World Council of Churches (WCC) general secretary Rev. Dr Olav Fykse Tveit expressed great hopes for the success of the work of the Syrian Constitutional Committee, which has begun its work this week.
Almost one year after his appointment by the UN secretary-general as special envoy for Syria, Geir Pedersen convened the 150 members of the Syrian Constitutional Committee in Geneva on 30 October to launch a “Syrian-led and Syrian-owned” process aiming at reforming the constitution or drafting a new one for the country.
“The WCC is hopeful that this committee, including representatives of the government, the opposition and a wide range of civil society actors, will contribute to bringing a sustainable end to the tragic long-running conflict in Syria that has devastated the country and done such terrible harm to its people”, said Tveit.
“We are also hopeful”, added WCC director for international affairs Peter Prove, “that these meetings will provide a new opportunity for the UN-facilitated peace process to broaden the political process in line with UNSCR 2254, which designed a road map towards a ‘credible, inclusive and non-sectarian governance’”.
Since 2011, WCC has been facilitating numerous encounters and discussions among a broad spectrum of representative and influential Syrians to promote dialogue and cooperation on issues related to democratic change, equal citizenship and social cohesion. Tveit observed: “We have accompanied the Syrian people through their deepest sufferings, and we hope very soon to be able to share with them their joy and relief at an end to the conflict and the establishment of peace with justice.”

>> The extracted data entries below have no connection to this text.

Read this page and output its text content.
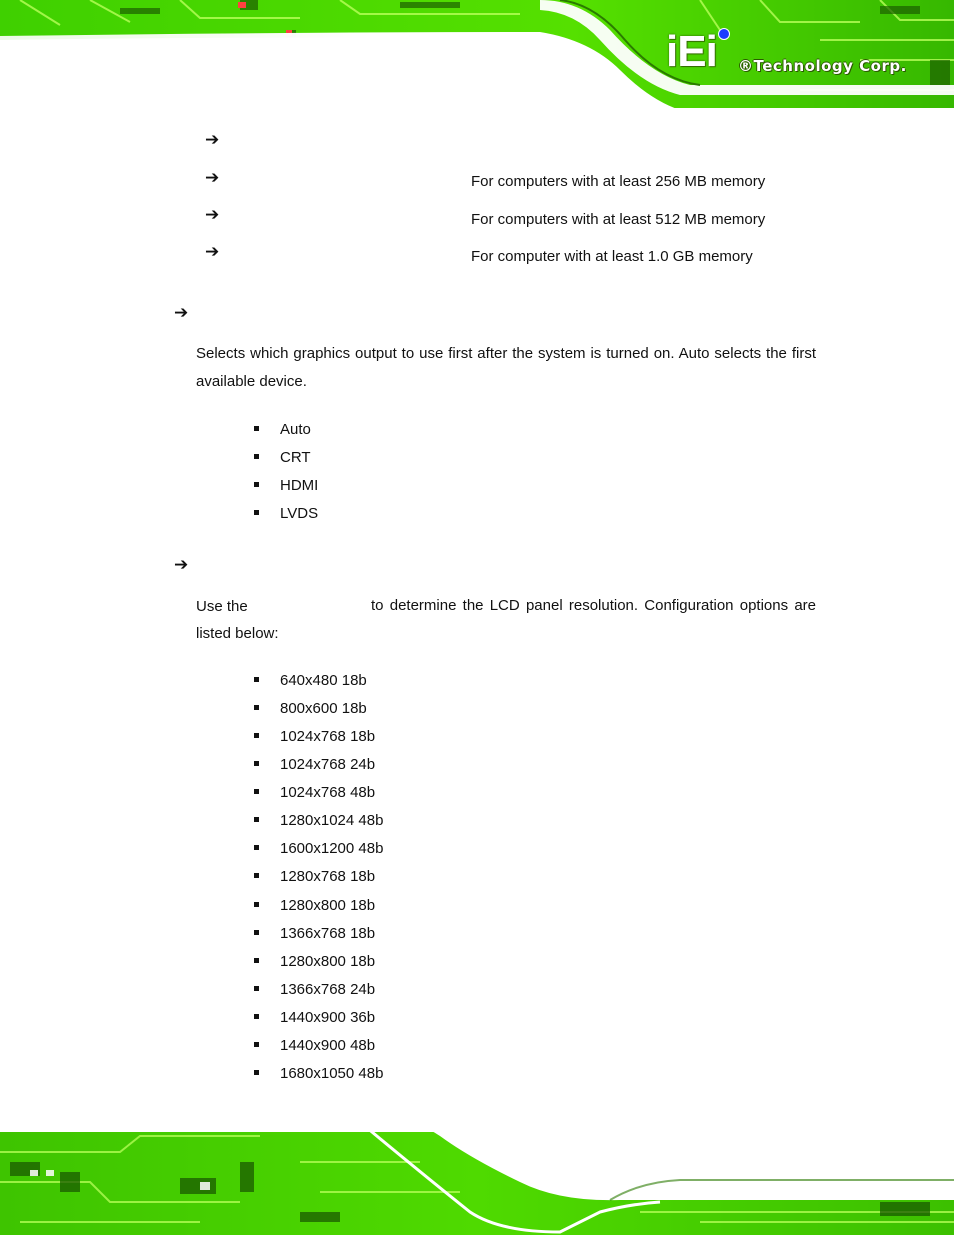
iEi ®Technology Corp.
➔
➔	For computers with at least 256 MB memory
➔	For computers with at least 512 MB memory
➔	For computer with at least 1.0 GB memory
➔

Selects which graphics output to use first after the system is turned on. Auto selects the first available device.

Auto
CRT
HDMI
LVDS
➔
Use the	to determine the LCD panel resolution. Configuration options are listed below:

640x480 18b
800x600 18b
1024x768 18b
1024x768 24b
1024x768 48b
1280x1024 48b
1600x1200 48b
1280x768 18b
1280x800 18b
1366x768 18b
1280x800 18b
1366x768 24b
1440x900 36b
1440x900 48b
1680x1050 48b
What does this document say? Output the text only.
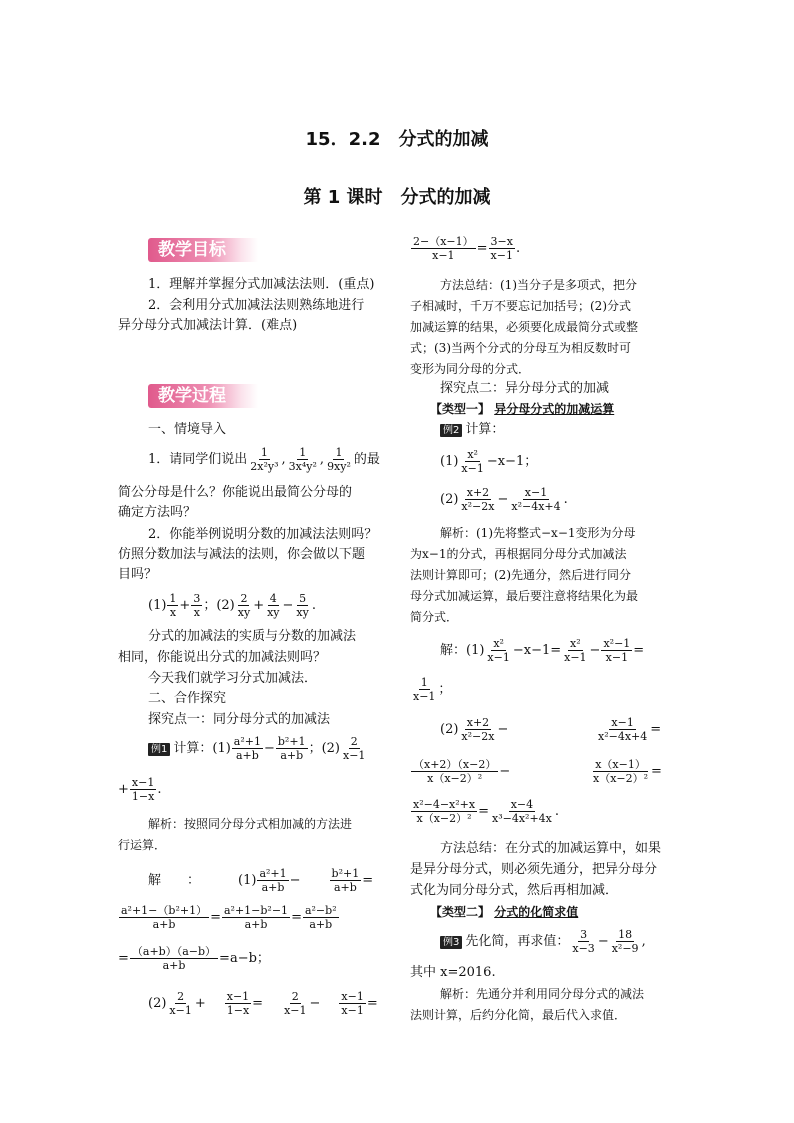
15．2.2　分式的加减
第 1 课时　分式的加减
教学目标
1．理解并掌握分式加减法法则．(重点)
2．会利用分式加减法法则熟练地进行
异分母分式加减法计算．(难点)
教学过程
一、情境导入
1．请同学们说出 $\frac{1}{\text{2x²y³}}$ , $\frac{1}{\text{3x⁴y²}}$ , $\frac{1}{\text{9xy²}}$ 的最
简公分母是什么？你能说出最简公分母的
确定方法吗？
2．你能举例说明分数的加减法法则吗？
仿照分数加法与减法的法则，你会做以下题
目吗？
$(1) \frac{1}{x} + \frac{3}{x}$ ；$(2) \frac{2}{xy} + \frac{4}{xy} - \frac{5}{xy}$ .
分式的加减法的实质与分数的加减法
相同，你能说出分式的加减法则吗？
今天我们就学习分式加减法．
二、合作探究
探究点一：同分母分式的加减法
例1 计算：$(1) \frac{\text{a²+1}}{a+b} - \frac{\text{b²+1}}{a+b}$ ；$(2) \frac{2}{x-1}$
+ $\frac{x-1}{1-x}$ .
解析：按照同分母分式相加减的方法进
行运算．
解　　：	$(1) \frac{\text{a²+1}}{a+b}$ −	$\frac{\text{b²+1}}{a+b}$ =
$\frac{\text{a²+1−（b²+1）}}{a+b} = \frac{\text{a²+1−b²−1}}{a+b} = \frac{\text{a²−b²}}{a+b}$
= $\frac{(a+b)(a-b)}{a+b} =a-b$；
$(2) \frac{2}{x-1} + \frac{x-1}{1-x} = \frac{2}{x-1} - \frac{x-1}{x-1}$ =
$\frac{2-(x-1)}{x-1} = \frac{3-x}{x-1}$ .
方法总结：(1)当分子是多项式，把分
子相减时，千万不要忘记加括号；(2)分式
加减运算的结果，必须要化成最简分式或整
式；(3)当两个分式的分母互为相反数时可
变形为同分母的分式．
探究点二：异分母分式的加减
【类型一】 异分母分式的加减运算
例2 计算：
$(1) \frac{\text{x²}}{x-1} -x-1$；
$(2) \frac{x+2}{\text{x²−2x}} - \frac{x-1}{\text{x²−4x+4}}$ .
解析：(1)先将整式−x−1变形为分母
为x−1的分式，再根据同分母分式加减法
法则计算即可；(2)先通分，然后进行同分
母分式加减运算，最后要注意将结果化为最
简分式．
解：$(1) \frac{\text{x²}}{x-1} -x-1= \frac{\text{x²}}{x-1} - \frac{\text{x²−1}}{x-1}$ =
$\frac{1}{x-1}$ ；
$(2) \frac{x+2}{\text{x²−2x}}$ −	$\frac{x-1}{\text{x²−4x+4}}$ =
$\frac{(x+2)(x-2)}{\text{x（x−2）²}}$ −	$\frac{x(x-1)}{\text{x（x−2）²}}$ =
$\frac{\text{x²−4−x²+x}}{\text{x（x−2）²}} = \frac{x-4}{\text{x³−4x²+4x}}$ .
方法总结：在分式的加减运算中，如果
是异分母分式，则必须先通分，把异分母分
式化为同分母分式，然后再相加减．
【类型二】 分式的化简求值
例3 先化简，再求值： $\frac{3}{x-3} - \frac{18}{\text{x²−9}}$ ,
其中 x=2016.
解析：先通分并利用同分母分式的减法
法则计算，后约分化简，最后代入求值．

Tveit concluded: “We pray that everyone in Syria now shares the conviction that military actions cannot bring a just peace to the country. Only a political and social dialogue can contribute to the elaboration of principles for living together, in dignity and equality, under the rule of law. We invite our member churches to accompany the people of Syria, now that they have resumed their internal dialogue, on the path of a social, economic and political healing and recovery.”